Moody’s Travelling Theatre was pared to the bone, completely devoid of young male actors as a result of the fighting; old men played young heroes. They were a troupe of eight, playing each village in each valley before wending their way towards England via the outskirts of Cardiff. Giving excerpts from Shakespeare and Dickens, followed by full performances of Fanny By Gaslight or some such. With rudimentary equipment and the help of locals and an abundance of imagination – not to mention the highly popular ten-minute shadow show which gripped the senses of young and old alike with its elementary magic. Performances brought light relief and momentary escape from the realities of poverty and the war effort. Church halls were generally given over to performance unless they were strict chapel. Then a barn was commandeered, to the delight of the mistress of said farm and the casual pride of the master.

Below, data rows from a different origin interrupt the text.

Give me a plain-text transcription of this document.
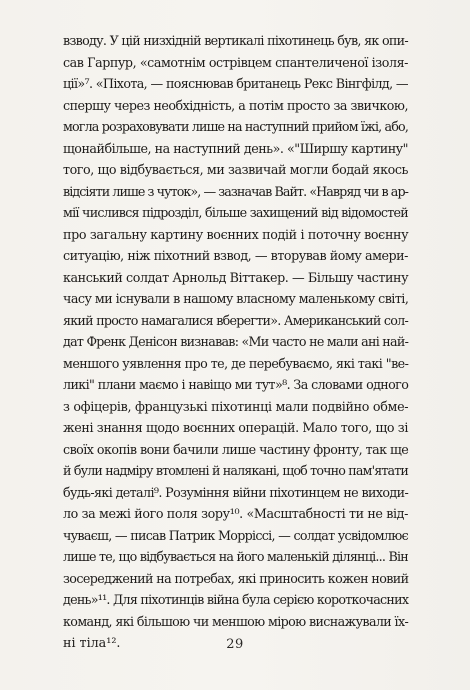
взводу. У цій низхідній вертикалі піхотинець був, як опи-
сав Гарпур, «самотнім острівцем спантеличеної ізоля-
ції»⁷. «Піхота, — пояснював британець Рекс Вінгфілд, —
спершу через необхідність, а потім просто за звичкою,
могла розраховувати лише на наступний прийом їжі, або,
щонайбільше, на наступний день». «"Ширшу картину"
того, що відбувається, ми зазвичай могли бодай якось
відсіяти лише з чуток», — зазначав Вайт. «Навряд чи в ар-
мії числився підрозділ, більше захищений від відомостей
про загальну картину воєнних подій і поточну воєнну
ситуацію, ніж піхотний взвод, — вторував йому амери-
канський солдат Арнольд Віттакер. — Більшу частину
часу ми існували в нашому власному маленькому світі,
який просто намагалися вберегти». Американський сол-
дат Френк Денісон визнавав: «Ми часто не мали ані най-
меншого уявлення про те, де перебуваємо, які такі "ве-
ликі" плани маємо і навіщо ми тут»⁸. За словами одного
з офіцерів, французькі піхотинці мали подвійно обме-
жені знання щодо воєнних операцій. Мало того, що зі
своїх окопів вони бачили лише частину фронту, так ще
й були надміру втомлені й налякані, щоб точно пам'ятати
будь-які деталі⁹. Розуміння війни піхотинцем не виходи-
ло за межі його поля зору¹⁰. «Масштабності ти не від-
чуваєш, — писав Патрик Морріссі, — солдат усвідомлює
лише те, що відбувається на його маленькій ділянці... Він
зосереджений на потребах, які приносить кожен новий
день»¹¹. Для піхотинців війна була серією короткочасних
команд, які більшою чи меншою мірою виснажували їх-
ні тіла¹².	29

“Susannah wedded the blacksmith, after rumours concerning her and the grocer’s son made it difficult for her to find a beau. Better if the grocer had not offered her the position only to let her go after a year. Tongues wagged. The blacksmith wasn’t given to gossip – nor to conversation much, either. But in these later years they have been kind to me; God loves a dutiful daughter. Every two weeks she walked from the neighbouring valley, over the tops to visit me. Even in winter. They moved there shortly after the wedding; the gossiping played a part in that. When she had her own, she brought them too – two girls and a boy. When arthritis afflicted her, her girls made the journey to check that I was fine. And every year I would go and stay – at Christmas and at Whitsun. Only three days at a time, mind. I could never take to the blacksmith but he was good to her. He gave me the necklace that my John gave to me for our first Christmas and that I had given to her when she wed. He gave it back to me when she died. I saved it for her eldest girl.

“I never heard a word from David after he disappeared. But in 1947 I received an envelope … no note or anything. Just a postal order for £20. A small fortune! There was one every month for five months. Never an indication of who sent them. Postmark was London. Who did I know in London? I showed the envelopes to Gareth when he visited that summer. I went to the Post Office with them. No doubt there was gossip. So I suppose they were from David.

“By then, Gareth’s wife always came with him on a visit. They’d got on their feet and their children were working. She was a good woman, his wife … took care of him. They were let down by their youngest. She had a baby. That war changed a lot of things … attitudes.
“They keep in touch. Apart from David. I tell them not to worry. I’m fine. Mrs. Cole next door is very kind and helpful in between Susannah’s visits. And her girls’ visits. I need more help than I used to."


In the pale shadows that shrouded the valley that kept the slumbering secrets of the village that was home to the run-down cottage, people adapted. And survived.